As investigações apontam duas principais frentes ilícitas. Primeiro, os servidores recebiam propinas de detentos em troca de benefícios indevidos na execução penal. Além disso, empresas contratadas pelo Conselho da Comunidade de Londrina participavam de fraudes em licitações. Consequentemente, os contratos eram direcionados, e os empresários repassavam valores aos agentes públicos.
Os alvos incluem oito policiais penais, sendo um ex-diretor-geral do Deppen e um ex-chefe de Inteligência. Também são investigados seis empresários e a esposa de um dos servidores, apontada como principal beneficiária. As ordens judiciais partiram da 2ª Vara Criminal de Londrina. Dessa forma, as equipes realizaram as diligências nesta quinta-feira (3).
Durante as buscas, os agentes encontraram R$ 87,5 em espécie distribuídos em três endereços. Uma casa guardava R$ 45 mil, em outra R$ 24,5 e em uma terceira residência foi encontrado 18 mil. Ademais, os policiais prenderam uma pessoa em flagrante por porte de arma de fogo. Os equipamentos eletrônicos e documentos apreendidos também ajudarão nas investigações.
As apurações começaram com denúncias anônimas. Em seguida, os investigadores analisaram dados bancários e fiscais dos suspeitos. Os elementos coletados revelaram movimentações milionárias incompatíveis com os rendimentos lícitos dos policiais penais. Além disso, eles receberam repasses injustificados de empresas fornecedoras.
Uma das frentes investigadas envolve supostas fraudes em contratações do Conselho da Comunidade.

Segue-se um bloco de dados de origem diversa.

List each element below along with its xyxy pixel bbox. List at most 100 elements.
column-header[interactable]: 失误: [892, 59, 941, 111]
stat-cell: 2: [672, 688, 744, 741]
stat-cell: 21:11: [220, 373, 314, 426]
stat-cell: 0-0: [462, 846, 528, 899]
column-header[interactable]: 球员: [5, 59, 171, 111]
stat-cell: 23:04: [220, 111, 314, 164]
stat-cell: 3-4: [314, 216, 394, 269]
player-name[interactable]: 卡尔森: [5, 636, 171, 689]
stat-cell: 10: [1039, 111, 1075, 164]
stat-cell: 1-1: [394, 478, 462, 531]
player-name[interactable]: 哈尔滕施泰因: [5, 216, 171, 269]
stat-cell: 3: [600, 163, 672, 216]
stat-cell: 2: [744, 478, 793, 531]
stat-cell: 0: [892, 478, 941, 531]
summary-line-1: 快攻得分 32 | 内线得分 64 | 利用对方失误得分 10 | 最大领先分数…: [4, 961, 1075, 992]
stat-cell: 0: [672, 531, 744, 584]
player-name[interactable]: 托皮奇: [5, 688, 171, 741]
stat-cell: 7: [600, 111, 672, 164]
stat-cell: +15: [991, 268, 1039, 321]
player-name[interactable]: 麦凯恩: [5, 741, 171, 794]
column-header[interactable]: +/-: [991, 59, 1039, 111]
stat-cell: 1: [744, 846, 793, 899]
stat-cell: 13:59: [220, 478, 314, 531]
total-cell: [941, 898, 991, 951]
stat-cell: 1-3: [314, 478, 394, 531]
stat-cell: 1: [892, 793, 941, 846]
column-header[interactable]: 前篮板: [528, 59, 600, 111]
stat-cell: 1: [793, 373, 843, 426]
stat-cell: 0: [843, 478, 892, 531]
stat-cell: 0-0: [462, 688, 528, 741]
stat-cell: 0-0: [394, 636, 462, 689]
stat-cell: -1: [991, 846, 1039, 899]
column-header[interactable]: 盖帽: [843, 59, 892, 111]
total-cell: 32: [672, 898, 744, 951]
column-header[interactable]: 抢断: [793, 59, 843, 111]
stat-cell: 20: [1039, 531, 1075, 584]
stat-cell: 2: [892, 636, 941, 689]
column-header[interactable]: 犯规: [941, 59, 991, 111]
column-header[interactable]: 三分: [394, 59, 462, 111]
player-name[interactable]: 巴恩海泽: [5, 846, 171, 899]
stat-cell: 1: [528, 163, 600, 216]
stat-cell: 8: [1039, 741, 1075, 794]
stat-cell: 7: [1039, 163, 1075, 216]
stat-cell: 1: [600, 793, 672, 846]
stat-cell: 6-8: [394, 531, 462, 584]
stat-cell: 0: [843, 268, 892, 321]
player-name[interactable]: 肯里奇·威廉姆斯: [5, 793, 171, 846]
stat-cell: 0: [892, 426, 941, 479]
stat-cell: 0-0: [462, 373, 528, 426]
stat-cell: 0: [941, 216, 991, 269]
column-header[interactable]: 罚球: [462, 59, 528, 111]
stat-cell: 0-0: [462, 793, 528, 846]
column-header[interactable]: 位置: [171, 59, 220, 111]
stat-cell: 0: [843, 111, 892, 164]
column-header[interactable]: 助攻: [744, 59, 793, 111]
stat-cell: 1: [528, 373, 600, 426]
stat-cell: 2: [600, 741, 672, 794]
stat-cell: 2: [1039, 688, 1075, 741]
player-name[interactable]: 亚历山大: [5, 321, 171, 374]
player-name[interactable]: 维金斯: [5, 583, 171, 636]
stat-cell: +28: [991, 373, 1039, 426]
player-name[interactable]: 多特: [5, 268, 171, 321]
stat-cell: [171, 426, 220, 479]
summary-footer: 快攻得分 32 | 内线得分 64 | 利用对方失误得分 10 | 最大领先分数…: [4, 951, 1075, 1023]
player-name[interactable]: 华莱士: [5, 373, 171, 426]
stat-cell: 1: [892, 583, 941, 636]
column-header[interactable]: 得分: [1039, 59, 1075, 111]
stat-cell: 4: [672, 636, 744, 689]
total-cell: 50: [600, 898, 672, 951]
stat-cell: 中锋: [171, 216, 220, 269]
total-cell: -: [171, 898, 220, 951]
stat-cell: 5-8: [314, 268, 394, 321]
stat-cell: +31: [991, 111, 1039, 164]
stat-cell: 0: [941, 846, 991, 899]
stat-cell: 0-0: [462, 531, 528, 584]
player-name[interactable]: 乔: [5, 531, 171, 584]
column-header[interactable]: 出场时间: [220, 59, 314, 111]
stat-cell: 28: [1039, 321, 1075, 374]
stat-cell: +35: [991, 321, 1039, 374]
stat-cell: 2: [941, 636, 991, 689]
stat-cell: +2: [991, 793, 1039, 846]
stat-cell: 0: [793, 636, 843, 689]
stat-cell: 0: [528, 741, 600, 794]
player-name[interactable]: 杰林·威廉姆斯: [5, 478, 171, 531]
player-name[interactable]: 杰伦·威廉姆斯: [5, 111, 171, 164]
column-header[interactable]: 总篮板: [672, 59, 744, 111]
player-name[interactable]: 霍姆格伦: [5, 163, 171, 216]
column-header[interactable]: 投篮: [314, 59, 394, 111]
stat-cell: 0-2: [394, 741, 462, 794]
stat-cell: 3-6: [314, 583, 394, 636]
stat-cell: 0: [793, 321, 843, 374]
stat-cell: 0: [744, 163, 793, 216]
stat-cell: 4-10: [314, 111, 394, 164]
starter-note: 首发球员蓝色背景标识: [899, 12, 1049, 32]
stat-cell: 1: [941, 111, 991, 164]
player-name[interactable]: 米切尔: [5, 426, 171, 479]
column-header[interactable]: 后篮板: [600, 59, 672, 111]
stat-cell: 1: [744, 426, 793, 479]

Empresas pertencentes a três núcleos empresariais simulavam concorrência para garantir o direcionamento dos contratos. Como contrapartida, elas realizavam pagamentos aos investigados. Por sua vez, parte dos valores era depositada de forma fracionada em diferentes operações. Essa estratégia, conhecida como smurfing, dificulta a identificação da origem dos recursos. Assim, os criminosos burlavam os mecanismos de controle financeiro.
O Gepatria e a Deccor conduzem as investigações com sigilo. No entanto, novas medidas judiciais podem surgir à medida que os peritos analisarem os materiais apreendidos. A operação representa um duro golpe contra a corrupção no sistema penal paranaense.
Com efeito, a Operação Profundidade demonstra o compromisso das instituições no combate à improbidade administrativa. Os servidores e empresários envolvidos responderão por crimes como corrupção ativa e passiva, peculato e fraude processual. Agora, a Justiça decidirá os desdobramentos do caso.